Last year, the American Red Cross came to school and presented, during the fall, about the importance of donating blood. I was moved by the presentation, but I did not donate. If having a syringe poke me for a few seconds caused a visceral reaction, I could not imagine the scene I would have if a needle sucked blood out of me for longer than a minute. Over winter break, my TikTok social media page became flooded with Snoopy t-shirts people had received after donating blood to the American Red Cross. I developed an obsession over that t-shirt and was determined to get my hands on one at all cost. The next time the school held a blood drive with the American Red Cross, I knew I would be the first to sign up and conquer my fear of needles if I wanted that t-shirt. 

The anticipated blood drive with the Red Cross finally arrived after what seemed like years since I wanted that Snoopy t-shirt desperately. I had no hesitation when it was time to sign up to volunteer and donate. I had been preparing ahead of time so my donation would go smoothly and so that I would not get rejected as a donor. I had been drinking lots of water and eating  my daily meals, which is an alien concept to dorm students and even stranger to me. I did all of this so I would be able to donate, but thoughts of the possibility that they could still reject me due to my low iron lingered in the back of my head. 

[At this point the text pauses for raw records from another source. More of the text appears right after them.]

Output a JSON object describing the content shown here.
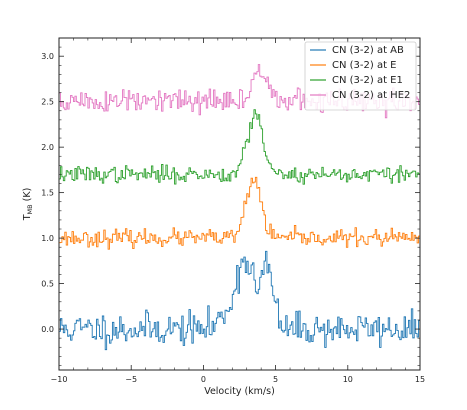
{
  "chart_data": {
    "type": "line",
    "style": "step",
    "xlabel": "Velocity (km/s)",
    "ylabel_main": "T",
    "ylabel_sub": "MB",
    "ylabel_unit": " (K)",
    "xlim": [
      -10,
      15
    ],
    "ylim": [
      -0.45,
      3.2
    ],
    "xticks": [
      -10,
      -5,
      0,
      5,
      10,
      15
    ],
    "xtick_labels": [
      "−10",
      "−5",
      "0",
      "5",
      "10",
      "15"
    ],
    "yticks": [
      0.0,
      0.5,
      1.0,
      1.5,
      2.0,
      2.5,
      3.0
    ],
    "ytick_labels": [
      "0.0",
      "0.5",
      "1.0",
      "1.5",
      "2.0",
      "2.5",
      "3.0"
    ],
    "legend_position": "top-right",
    "series": [
      {
        "name": "CN (3-2) at AB",
        "color": "#1f77b4",
        "baseline": 0.0,
        "peaks": [
          {
            "center": 2.9,
            "amp": 0.72,
            "sigma": 0.55
          },
          {
            "center": 3.9,
            "amp": 0.62,
            "sigma": 0.35
          },
          {
            "center": 4.6,
            "amp": 0.52,
            "sigma": 0.35
          },
          {
            "center": 1.8,
            "amp": 0.18,
            "sigma": 0.6
          }
        ],
        "dip": {
          "center": 3.8,
          "depth": 0.45,
          "sigma": 0.2
        },
        "noise": 0.09,
        "seed": 11
      },
      {
        "name": "CN (3-2) at E",
        "color": "#ff7f0e",
        "baseline": 1.0,
        "peaks": [
          {
            "center": 3.6,
            "amp": 0.62,
            "sigma": 0.45
          },
          {
            "center": 2.9,
            "amp": 0.18,
            "sigma": 0.3
          }
        ],
        "noise": 0.045,
        "seed": 23
      },
      {
        "name": "CN (3-2) at E1",
        "color": "#2ca02c",
        "baseline": 1.7,
        "peaks": [
          {
            "center": 3.7,
            "amp": 0.66,
            "sigma": 0.45
          },
          {
            "center": 2.9,
            "amp": 0.2,
            "sigma": 0.3
          }
        ],
        "noise": 0.045,
        "seed": 37
      },
      {
        "name": "CN (3-2) at HE2",
        "color": "#e377c2",
        "baseline": 2.5,
        "peaks": [
          {
            "center": 3.9,
            "amp": 0.38,
            "sigma": 0.4
          },
          {
            "center": 4.6,
            "amp": 0.15,
            "sigma": 0.3
          }
        ],
        "noise": 0.07,
        "seed": 51
      }
    ]
  }
}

As the days turned into hours, which turned into minutes, all the waiting I had done and was now doing in the cold, metal chairs of the Church multipurpose room turned the excitement I had been gathering for months into nervousness. I watched the students before me get poked with the sterile needle I had been afraid of since I was a little girl. Seeing the blood get drawn out of their arms felt like I was seeing life drain out of them little by little. The students lay on the all too familiar hospital beds like humans turning into cold, dull zombies as the Red Cross drained 16 ounces of blood out of them. 

Before I became their next victim they told me I needed to answer a questionnaire, which I had no problem doing if it delayed the gruesome needle poking of my arm. The anticipated test I had been preparing for so long had finally arrived. As the lady pricked and squeezed my finger to test my hemoglobin levels, my mind flooded with thoughts, hoping it would come back too low for them to draw blood out of me. I have always been a person that perseveres through stressful situations no matter how drained I might be at the end of them, the current situation was no different. If my levels were good, I was determined to make it through the needle poking and worse, the waiting I had to do for it to end. To my dreaded fortune, I was right above the qualifying number for them to be able to suck the life out of me. 

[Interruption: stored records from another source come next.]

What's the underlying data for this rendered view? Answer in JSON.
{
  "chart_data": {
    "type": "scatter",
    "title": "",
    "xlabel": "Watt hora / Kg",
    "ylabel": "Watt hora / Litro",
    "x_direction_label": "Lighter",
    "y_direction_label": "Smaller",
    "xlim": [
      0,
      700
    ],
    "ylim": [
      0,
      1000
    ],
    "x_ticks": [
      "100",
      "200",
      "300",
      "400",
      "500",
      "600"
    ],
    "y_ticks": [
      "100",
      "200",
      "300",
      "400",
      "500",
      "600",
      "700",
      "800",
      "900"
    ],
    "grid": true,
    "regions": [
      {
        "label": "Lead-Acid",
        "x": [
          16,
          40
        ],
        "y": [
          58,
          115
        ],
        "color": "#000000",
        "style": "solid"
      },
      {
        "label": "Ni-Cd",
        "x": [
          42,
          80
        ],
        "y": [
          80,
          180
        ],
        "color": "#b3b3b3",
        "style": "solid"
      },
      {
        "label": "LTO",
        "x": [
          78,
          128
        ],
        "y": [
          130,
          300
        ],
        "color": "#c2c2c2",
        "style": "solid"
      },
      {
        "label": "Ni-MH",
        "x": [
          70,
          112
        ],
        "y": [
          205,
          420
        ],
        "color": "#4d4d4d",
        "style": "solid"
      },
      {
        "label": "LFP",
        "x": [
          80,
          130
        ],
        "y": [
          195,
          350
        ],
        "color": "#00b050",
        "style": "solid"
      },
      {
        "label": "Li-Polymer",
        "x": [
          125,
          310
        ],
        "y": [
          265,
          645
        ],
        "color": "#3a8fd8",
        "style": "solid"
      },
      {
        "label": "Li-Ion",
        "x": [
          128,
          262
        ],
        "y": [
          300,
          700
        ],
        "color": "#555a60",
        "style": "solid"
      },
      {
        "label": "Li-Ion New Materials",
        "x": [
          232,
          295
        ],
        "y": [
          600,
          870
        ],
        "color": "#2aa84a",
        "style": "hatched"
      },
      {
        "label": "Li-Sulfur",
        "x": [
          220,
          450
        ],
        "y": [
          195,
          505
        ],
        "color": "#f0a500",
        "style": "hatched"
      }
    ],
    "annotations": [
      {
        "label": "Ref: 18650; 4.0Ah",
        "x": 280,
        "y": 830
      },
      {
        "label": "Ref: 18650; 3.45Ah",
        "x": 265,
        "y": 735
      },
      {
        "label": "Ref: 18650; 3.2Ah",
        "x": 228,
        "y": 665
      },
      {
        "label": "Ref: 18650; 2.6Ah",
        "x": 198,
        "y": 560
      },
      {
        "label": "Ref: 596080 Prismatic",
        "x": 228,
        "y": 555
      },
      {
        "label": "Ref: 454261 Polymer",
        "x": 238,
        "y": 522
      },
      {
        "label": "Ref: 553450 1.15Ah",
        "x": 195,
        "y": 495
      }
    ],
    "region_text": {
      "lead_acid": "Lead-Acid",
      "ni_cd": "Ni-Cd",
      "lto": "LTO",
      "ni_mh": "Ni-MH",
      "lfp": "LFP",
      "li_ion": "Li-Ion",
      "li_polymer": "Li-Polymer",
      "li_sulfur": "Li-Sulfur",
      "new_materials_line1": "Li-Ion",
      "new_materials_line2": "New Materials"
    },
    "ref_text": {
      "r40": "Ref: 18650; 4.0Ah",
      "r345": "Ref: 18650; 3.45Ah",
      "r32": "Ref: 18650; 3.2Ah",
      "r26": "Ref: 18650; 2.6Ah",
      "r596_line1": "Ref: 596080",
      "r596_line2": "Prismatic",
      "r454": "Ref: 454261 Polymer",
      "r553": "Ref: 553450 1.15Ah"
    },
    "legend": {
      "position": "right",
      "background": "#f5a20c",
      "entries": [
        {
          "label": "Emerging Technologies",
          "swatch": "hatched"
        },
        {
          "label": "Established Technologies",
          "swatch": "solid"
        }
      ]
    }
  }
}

“Honey, come this way to this bed, please,” the kind Red Cross attendant said.  I followed her directions at a snail’s pace and with a nervous smile.  “ How long have you been doing this?” I awkwardly asked her as I adjusted my body in the uncomfortable, cold bed. “I was trained around two years ago for a few months and have done this on hundreds of people,” she replied. Her answer reassured me and calmed the nerves I was having trouble hiding. I eventually caved and told her I was extremely nervous at the thought of a needle stuck to me for longer than a second. She gave me a tip that changed my life. She told me that what helped some of her other patients was looking away before the initial injection of the needle so they would not see the syringe coming toward them. I took her advice as I squeezed tightly on the red squishy ball she had told me to hold on to. I contorted my neck to distance myself from the needle. All I felt was a pinch that initially caused my body to tense up, but then the pain was gone, and relaxation came to my body again. 

After all this time, it was not a needle that I was afraid of, but seeing something poke me and it hurting, terrified me. Donating blood through the Red Cross is an experience that I will remember forever. It helped me overcome my fear of needles and made my temporary nervousness and anxiety worth it because I was saving lives. Sometimes overcoming your fears can change your perspective on things in life, the plus is that I got a cool Snoopy t-shirt too.